Hi , was just looking for a link to the popular carbs and cals book i came across this new book made by the same people : http://www.amazon.co.uk/Carbs-Cals-...=sr_1_2?s=books&ie=UTF8&qid=1309806920&sr=1-2 looks like it might be helpful for people watching weight , i know ive put my order in , wondered if it would be any help here


----------



## Jennywren (Jul 5, 2011)

Got to be worth a look dont you think ? will let you know what its like when mine comes


----------



## novorapidboi26 (Jul 5, 2011)

interesting read, is it me or can you go through the book online...............?


----------



## cazscot (Jul 5, 2011)

Thanks Jenny, I have just ordered it and as I had a ?10 Amazon left from my birthday and my student discount it has cost me nothing


----------



## Jennywren (Jul 5, 2011)

novorapidboi26 said:


> interesting read, is it me or can you go through the book online...............?

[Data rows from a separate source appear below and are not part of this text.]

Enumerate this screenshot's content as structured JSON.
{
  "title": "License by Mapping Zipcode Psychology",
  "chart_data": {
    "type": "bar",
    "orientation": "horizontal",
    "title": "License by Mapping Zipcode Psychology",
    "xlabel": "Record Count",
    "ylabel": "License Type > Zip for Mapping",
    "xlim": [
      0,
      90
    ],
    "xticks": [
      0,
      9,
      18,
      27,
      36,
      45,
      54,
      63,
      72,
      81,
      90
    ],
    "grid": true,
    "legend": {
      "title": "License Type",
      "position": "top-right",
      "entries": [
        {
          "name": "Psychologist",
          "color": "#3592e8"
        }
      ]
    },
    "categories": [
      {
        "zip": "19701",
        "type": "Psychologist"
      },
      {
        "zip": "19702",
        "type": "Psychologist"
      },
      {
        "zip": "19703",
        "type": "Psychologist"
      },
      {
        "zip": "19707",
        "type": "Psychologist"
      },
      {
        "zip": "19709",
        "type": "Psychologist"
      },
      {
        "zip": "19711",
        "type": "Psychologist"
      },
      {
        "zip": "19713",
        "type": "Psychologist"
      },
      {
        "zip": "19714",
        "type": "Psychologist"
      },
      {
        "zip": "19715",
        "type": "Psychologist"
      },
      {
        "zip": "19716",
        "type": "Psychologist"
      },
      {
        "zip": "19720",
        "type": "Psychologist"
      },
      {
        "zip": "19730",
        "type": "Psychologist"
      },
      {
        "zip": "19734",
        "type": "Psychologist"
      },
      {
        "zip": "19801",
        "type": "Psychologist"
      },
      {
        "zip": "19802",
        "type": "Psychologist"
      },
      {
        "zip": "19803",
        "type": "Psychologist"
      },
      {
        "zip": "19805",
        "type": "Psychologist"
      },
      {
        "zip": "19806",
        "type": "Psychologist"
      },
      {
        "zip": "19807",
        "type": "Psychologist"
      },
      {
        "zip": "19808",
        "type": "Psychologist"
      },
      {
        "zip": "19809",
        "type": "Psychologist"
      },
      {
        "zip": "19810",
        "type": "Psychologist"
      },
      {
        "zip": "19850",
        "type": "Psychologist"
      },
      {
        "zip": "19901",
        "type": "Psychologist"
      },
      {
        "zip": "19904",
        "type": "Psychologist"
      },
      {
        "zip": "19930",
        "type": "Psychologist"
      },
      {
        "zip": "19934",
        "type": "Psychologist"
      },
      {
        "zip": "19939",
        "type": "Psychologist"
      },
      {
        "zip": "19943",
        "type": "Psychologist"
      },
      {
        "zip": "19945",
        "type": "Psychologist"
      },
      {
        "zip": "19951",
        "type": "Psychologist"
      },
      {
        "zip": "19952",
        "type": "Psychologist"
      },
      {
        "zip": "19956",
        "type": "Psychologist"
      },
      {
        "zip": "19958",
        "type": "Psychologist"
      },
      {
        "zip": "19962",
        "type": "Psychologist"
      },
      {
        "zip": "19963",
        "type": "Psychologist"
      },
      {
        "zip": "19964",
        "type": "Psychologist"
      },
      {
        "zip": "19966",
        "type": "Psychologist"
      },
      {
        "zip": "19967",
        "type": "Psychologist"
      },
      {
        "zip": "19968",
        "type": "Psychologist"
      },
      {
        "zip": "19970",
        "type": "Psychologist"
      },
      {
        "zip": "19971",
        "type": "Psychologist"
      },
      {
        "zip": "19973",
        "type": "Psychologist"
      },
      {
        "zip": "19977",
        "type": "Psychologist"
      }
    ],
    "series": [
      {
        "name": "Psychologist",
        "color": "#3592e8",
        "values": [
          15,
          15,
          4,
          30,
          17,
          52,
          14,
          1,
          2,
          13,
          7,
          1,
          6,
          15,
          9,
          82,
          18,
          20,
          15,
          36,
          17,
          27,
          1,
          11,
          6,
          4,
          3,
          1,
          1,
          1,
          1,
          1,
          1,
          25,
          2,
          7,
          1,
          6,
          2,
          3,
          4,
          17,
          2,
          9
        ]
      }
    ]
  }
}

 Novorapidboi26 you made me panic there for a mo only i would order a book thats got all the pages on line lol but no you can see Quite a fair way into the book up to page 25  lol 





cazscot said:


> Thanks Jenny, I have just ordered it and as I had a ?10 Amazon left from my birthday and my student discount it has cost me nothing


Wow Carol youve got a great bargain there


----------



## Jennywren (Jul 8, 2011)

Pleased with book , big help if keeping an eye on your weight


----------



## cazscot (Jul 8, 2011)

Jennywren said:


> Pleased with book , big help if keeping an eye on your weight



Yes Jenny mine arrived today and it is good, looking at the pictures will def help me make educated guess when I am out and about.  I have recommended it to all my weightwatchers pals .


----------



## susie28 (Dec 7, 2011)

I have just ordered mine got one on Carbs and Cals only saw the one with Fats and Protien after I bought the other one, if I had realized there was one that included Fats and Protien then I would have bought that one in the first place. 
I do like the pictures it gives you more idea of portion sizes which I think is my problem.


----------